Application security, Incident Response, Malware, TDR

A new threat on the horizon

A new BotArmy, named “Kraken,” reportedly twice as big as Storm, has been identified.

Damballa, an internet security company that focuses on targeted threats, announced the findings at the RSA Conference in San Francisco. The Atlanta-based company says it is actively tracking the threat with over 400,000 distinct victims seen daily as compared to Storm's 200,000 victims. Kraken has gone undetected by over 80 percent of computers with anti-virus software installed, the Damballa release says.

“Kraken is the largest army we've seen to date and has an unprecedented presence in enterprise networks. We've observed evidence of Kraken-based compromises in at least 50 of the Fortune 500,” said Paul Royal, principal researcher, Damballa.

Making use of trend data, Damballa forecasts that Kraken will continue to metastasize, eventually reaching 600,000 unique victims per day by mid-April.
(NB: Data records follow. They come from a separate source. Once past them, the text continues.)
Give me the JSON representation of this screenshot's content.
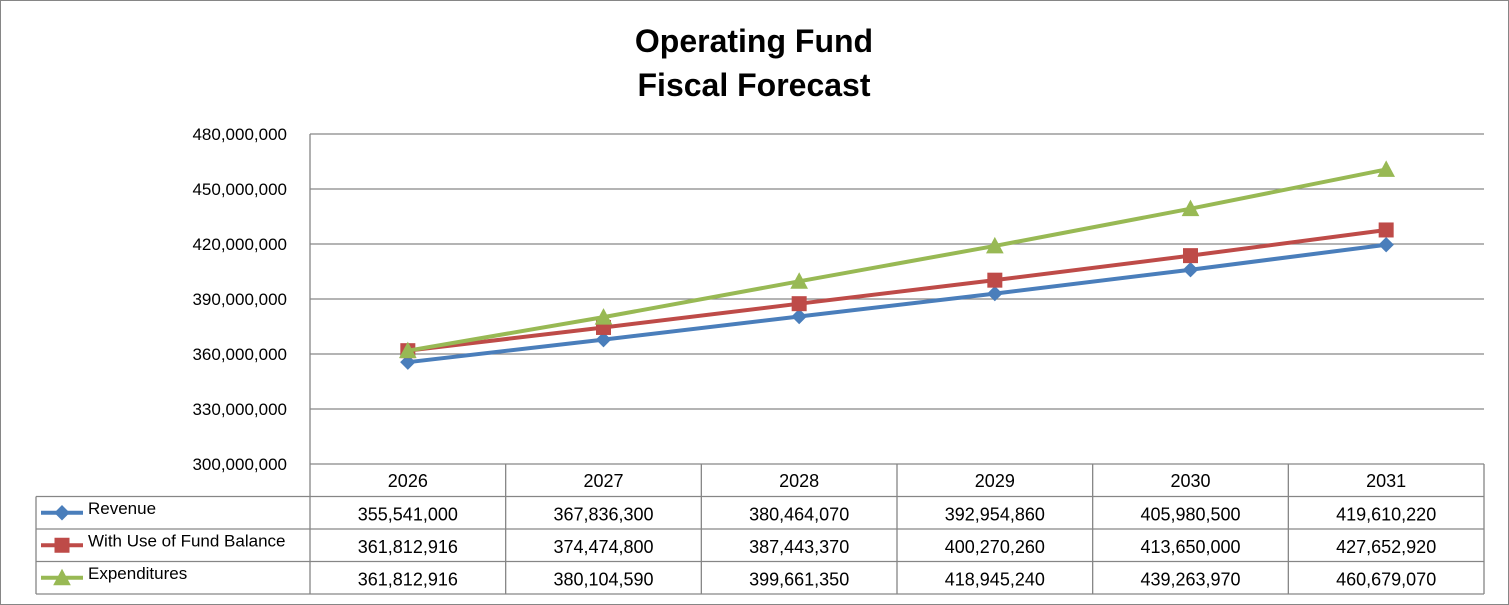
{
  "chart_data": {
    "type": "line",
    "title": [
      "Operating Fund",
      "Fiscal Forecast"
    ],
    "xlabel": "",
    "ylabel": "",
    "categories": [
      "2026",
      "2027",
      "2028",
      "2029",
      "2030",
      "2031"
    ],
    "ylim": [
      300000000,
      480000000
    ],
    "yticks": [
      300000000,
      330000000,
      360000000,
      390000000,
      420000000,
      450000000,
      480000000
    ],
    "ytick_labels": [
      "300,000,000",
      "330,000,000",
      "360,000,000",
      "390,000,000",
      "420,000,000",
      "450,000,000",
      "480,000,000"
    ],
    "grid": true,
    "legend_placement": "data-table",
    "series": [
      {
        "name": "Revenue",
        "marker": "diamond",
        "color": "#4a7ebb",
        "values": [
          355541000,
          367836300,
          380464070,
          392954860,
          405980500,
          419610220
        ],
        "labels": [
          "355,541,000",
          "367,836,300",
          "380,464,070",
          "392,954,860",
          "405,980,500",
          "419,610,220"
        ]
      },
      {
        "name": "With Use of Fund Balance",
        "marker": "square",
        "color": "#be4b48",
        "values": [
          361812916,
          374474800,
          387443370,
          400270260,
          413650000,
          427652920
        ],
        "labels": [
          "361,812,916",
          "374,474,800",
          "387,443,370",
          "400,270,260",
          "413,650,000",
          "427,652,920"
        ]
      },
      {
        "name": "Expenditures",
        "marker": "triangle",
        "color": "#98b954",
        "values": [
          361812916,
          380104590,
          399661350,
          418945240,
          439263970,
          460679070
        ],
        "labels": [
          "361,812,916",
          "380,104,590",
          "399,661,350",
          "418,945,240",
          "439,263,970",
          "460,679,070"
        ]
      }
    ]
  }
}
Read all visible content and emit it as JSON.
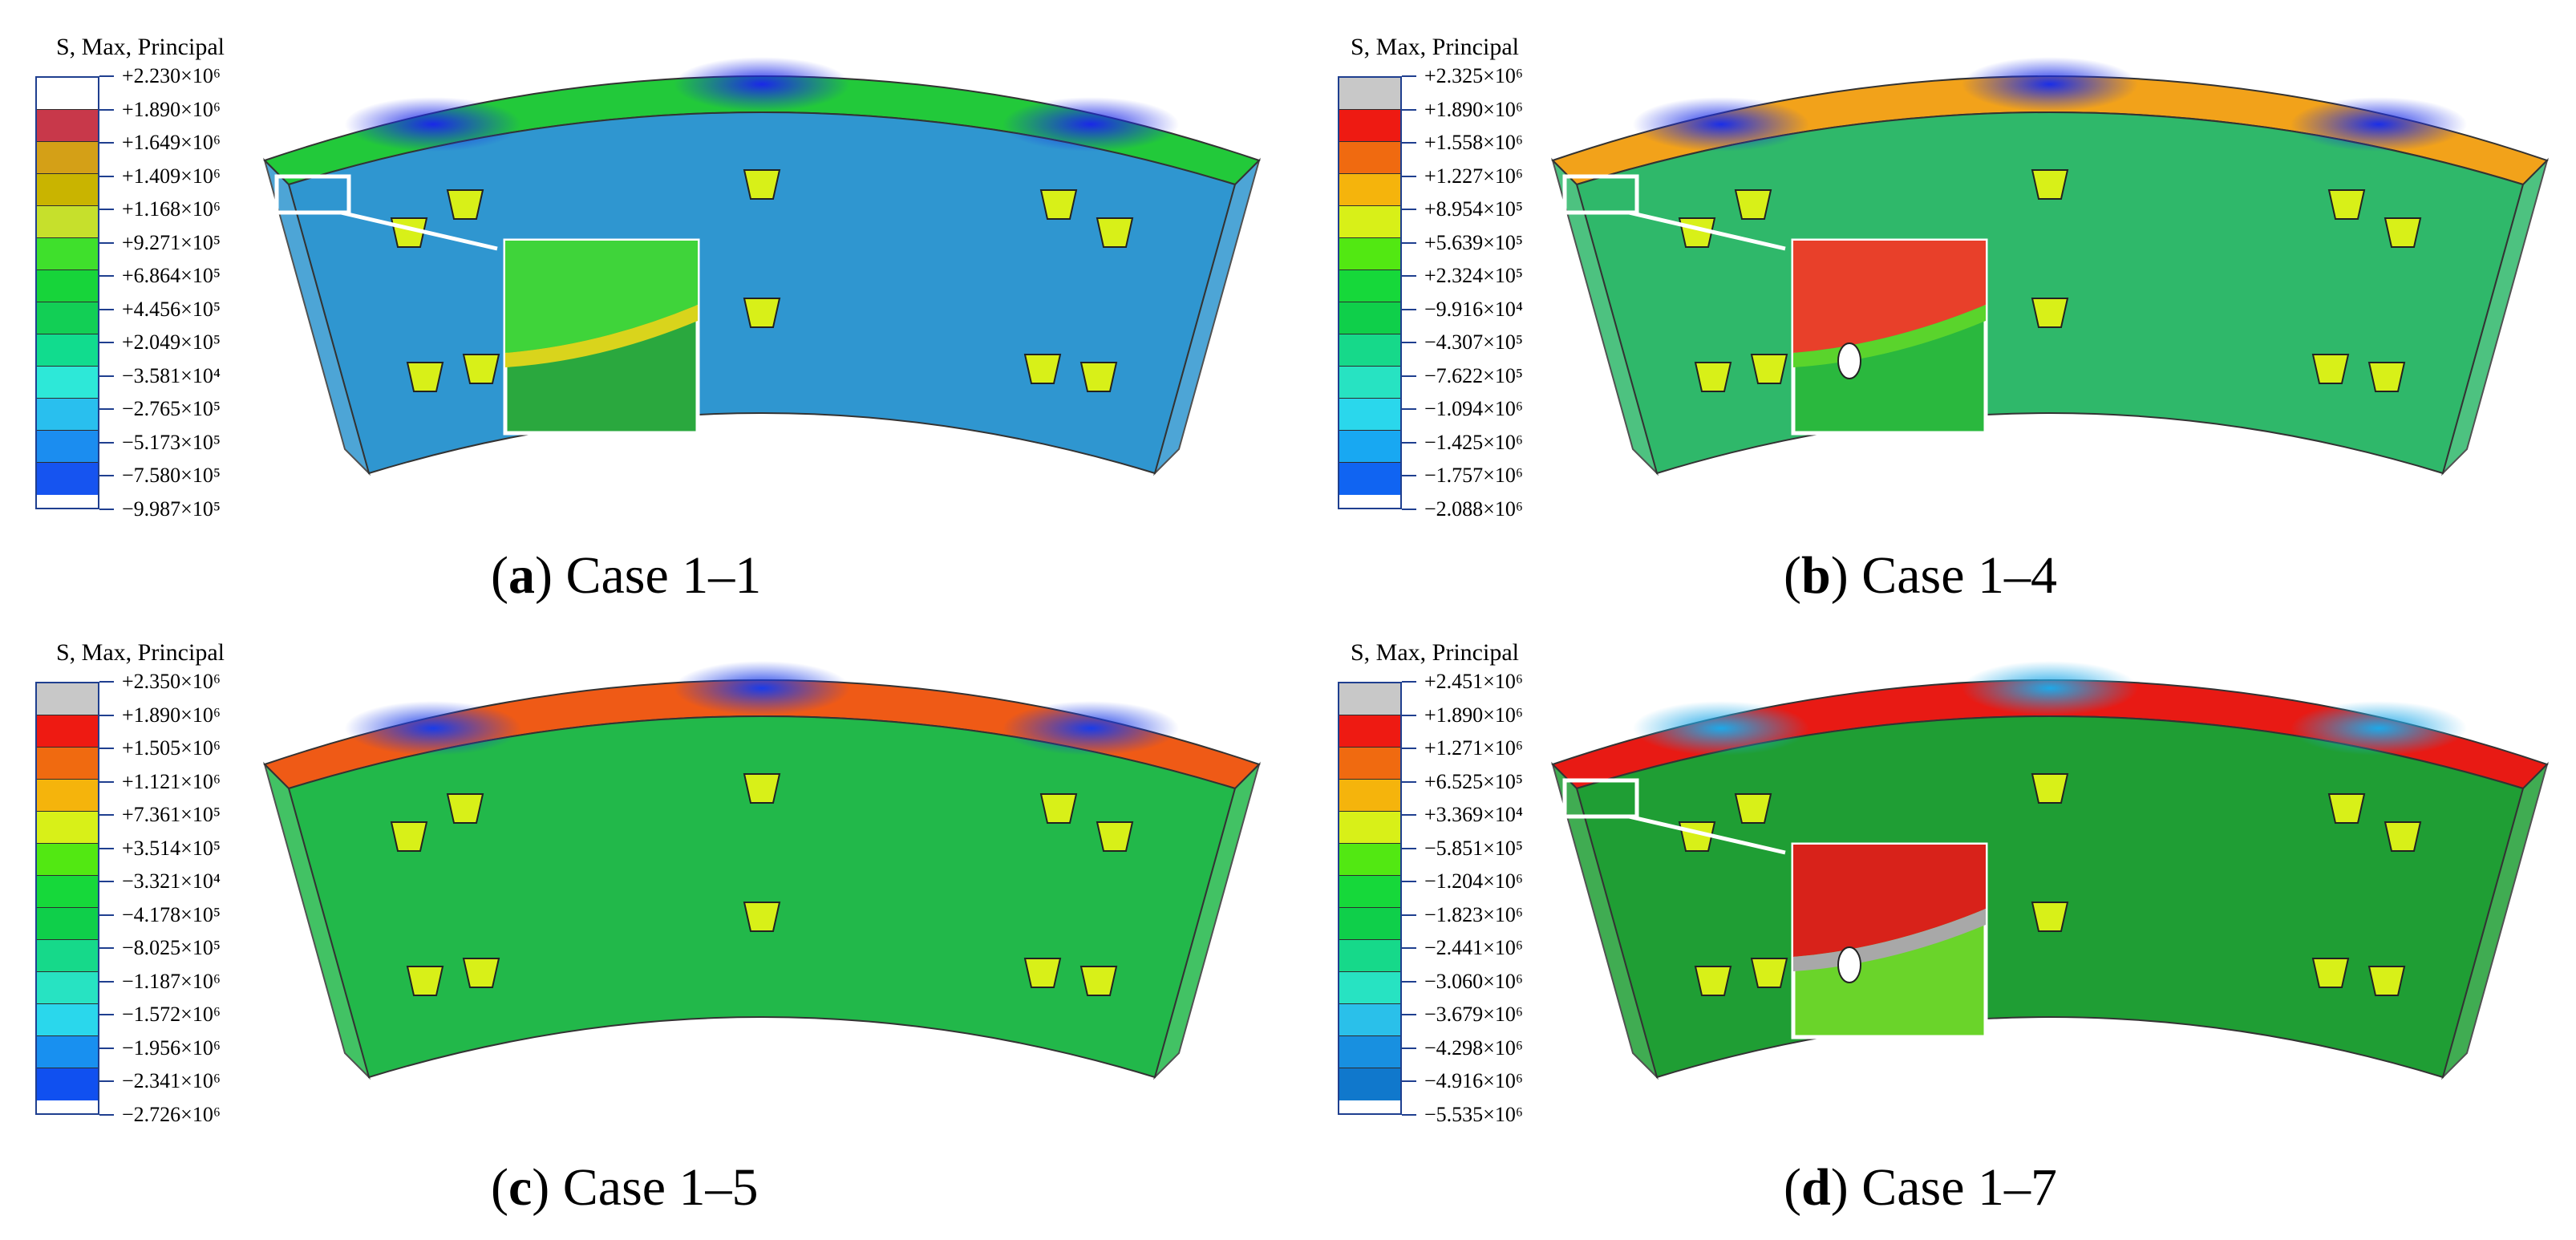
{
  "panels": [
    {
      "letter": "a",
      "case": "Case 1–1",
      "legend_title": "S, Max, Principal",
      "labels": [
        "+2.230×10⁶",
        "+1.890×10⁶",
        "+1.649×10⁶",
        "+1.409×10⁶",
        "+1.168×10⁶",
        "+9.271×10⁵",
        "+6.864×10⁵",
        "+4.456×10⁵",
        "+2.049×10⁵",
        "−3.581×10⁴",
        "−2.765×10⁵",
        "−5.173×10⁵",
        "−7.580×10⁵",
        "−9.987×10⁵"
      ],
      "colors": [
        "#ffffff",
        "#c8384a",
        "#d4a017",
        "#c9b400",
        "#c6e02c",
        "#3fe02c",
        "#17d43a",
        "#12cf55",
        "#11dc8e",
        "#2de8d8",
        "#29bfee",
        "#1b8df0",
        "#1654f0",
        "#0a1fe8"
      ],
      "top_color": "#22c93a",
      "body_color": "#2f96d0",
      "hot_color": "#1a28e8",
      "inset_colors": [
        "#3fd43a",
        "#d9d41c",
        "#2aa83e"
      ],
      "has_inset_hole": false
    },
    {
      "letter": "b",
      "case": "Case 1–4",
      "legend_title": "S, Max, Principal",
      "labels": [
        "+2.325×10⁶",
        "+1.890×10⁶",
        "+1.558×10⁶",
        "+1.227×10⁶",
        "+8.954×10⁵",
        "+5.639×10⁵",
        "+2.324×10⁵",
        "−9.916×10⁴",
        "−4.307×10⁵",
        "−7.622×10⁵",
        "−1.094×10⁶",
        "−1.425×10⁶",
        "−1.757×10⁶",
        "−2.088×10⁶"
      ],
      "colors": [
        "#c8c8c8",
        "#ee1a12",
        "#f06a10",
        "#f5b40c",
        "#d8f018",
        "#52e812",
        "#16d83a",
        "#0fcf4a",
        "#16d98a",
        "#27e3c2",
        "#2ad7ec",
        "#18a8f2",
        "#1064f2",
        "#0a22ee"
      ],
      "top_color": "#f2a21a",
      "body_color": "#2fb86a",
      "hot_color": "#1a2ee8",
      "inset_colors": [
        "#e8402a",
        "#5ad42c",
        "#2ab83e"
      ],
      "has_inset_hole": true
    },
    {
      "letter": "c",
      "case": "Case 1–5",
      "legend_title": "S, Max, Principal",
      "labels": [
        "+2.350×10⁶",
        "+1.890×10⁶",
        "+1.505×10⁶",
        "+1.121×10⁶",
        "+7.361×10⁵",
        "+3.514×10⁵",
        "−3.321×10⁴",
        "−4.178×10⁵",
        "−8.025×10⁵",
        "−1.187×10⁶",
        "−1.572×10⁶",
        "−1.956×10⁶",
        "−2.341×10⁶",
        "−2.726×10⁶"
      ],
      "colors": [
        "#c8c8c8",
        "#ee1a12",
        "#f06a10",
        "#f5b40c",
        "#d8f018",
        "#52e812",
        "#16d83a",
        "#0fcf4a",
        "#16d98a",
        "#27e3c2",
        "#2ad7ec",
        "#1890f0",
        "#1050f0",
        "#0a1aee"
      ],
      "top_color": "#ef5a16",
      "body_color": "#22b84a",
      "hot_color": "#1a3ce8",
      "inset_colors": [],
      "has_inset_hole": false
    },
    {
      "letter": "d",
      "case": "Case 1–7",
      "legend_title": "S, Max, Principal",
      "labels": [
        "+2.451×10⁶",
        "+1.890×10⁶",
        "+1.271×10⁶",
        "+6.525×10⁵",
        "+3.369×10⁴",
        "−5.851×10⁵",
        "−1.204×10⁶",
        "−1.823×10⁶",
        "−2.441×10⁶",
        "−3.060×10⁶",
        "−3.679×10⁶",
        "−4.298×10⁶",
        "−4.916×10⁶",
        "−5.535×10⁶"
      ],
      "colors": [
        "#c8c8c8",
        "#ee1a12",
        "#f06a10",
        "#f5b40c",
        "#d8f018",
        "#52e812",
        "#16d83a",
        "#0fcf4a",
        "#16d98a",
        "#27e3c2",
        "#2ac0ea",
        "#1890e0",
        "#1078cc",
        "#0a5ca8"
      ],
      "top_color": "#e81a14",
      "body_color": "#1f9e34",
      "hot_color": "#1ea8e8",
      "inset_colors": [
        "#d8221a",
        "#a8a8a8",
        "#6ad42a"
      ],
      "has_inset_hole": true
    }
  ]
}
The majority of attacks are expected to hit enterprise networks. Individual victims of the Kraken BotArmy have already been observed sending 500,000 pieces of spam a day.

Kraken was first observed in winter 2007, but there are suggestions that early variants go as far back as late 2006. Damballa says, "the BotArmy is stealthy, robust and includes redundancy mechanisms that allow the BotMaster to recover his victims in case one or more of the primary command and control (CnC) servers are disabled. Kraken also uses encrypted communications to frustrate attempts at identification and understanding."

Damballa says that indications are that the primary CnC servers are hosted in Russia, France and the United States.

The company believes that Kraken uses a propagation technique based on social engineering, the same technique used by Storm and many other targeted attacks.

"The Kraken malware automatically updates itself and has the flexibility to be used as a general purpose bot for data theft or attack activity," the report states. "Kraken presents itself as an image file, tricking unsuspecting users into compromising themselves when they attempt to view the fake image."

Kraken's primary behavior, the report adds, is spamming, which includes the usual slew of messages offering high interest loans, gambling enticements, male enhancement techniques, pharmacy advertisements, and fake watches for purchase, etc."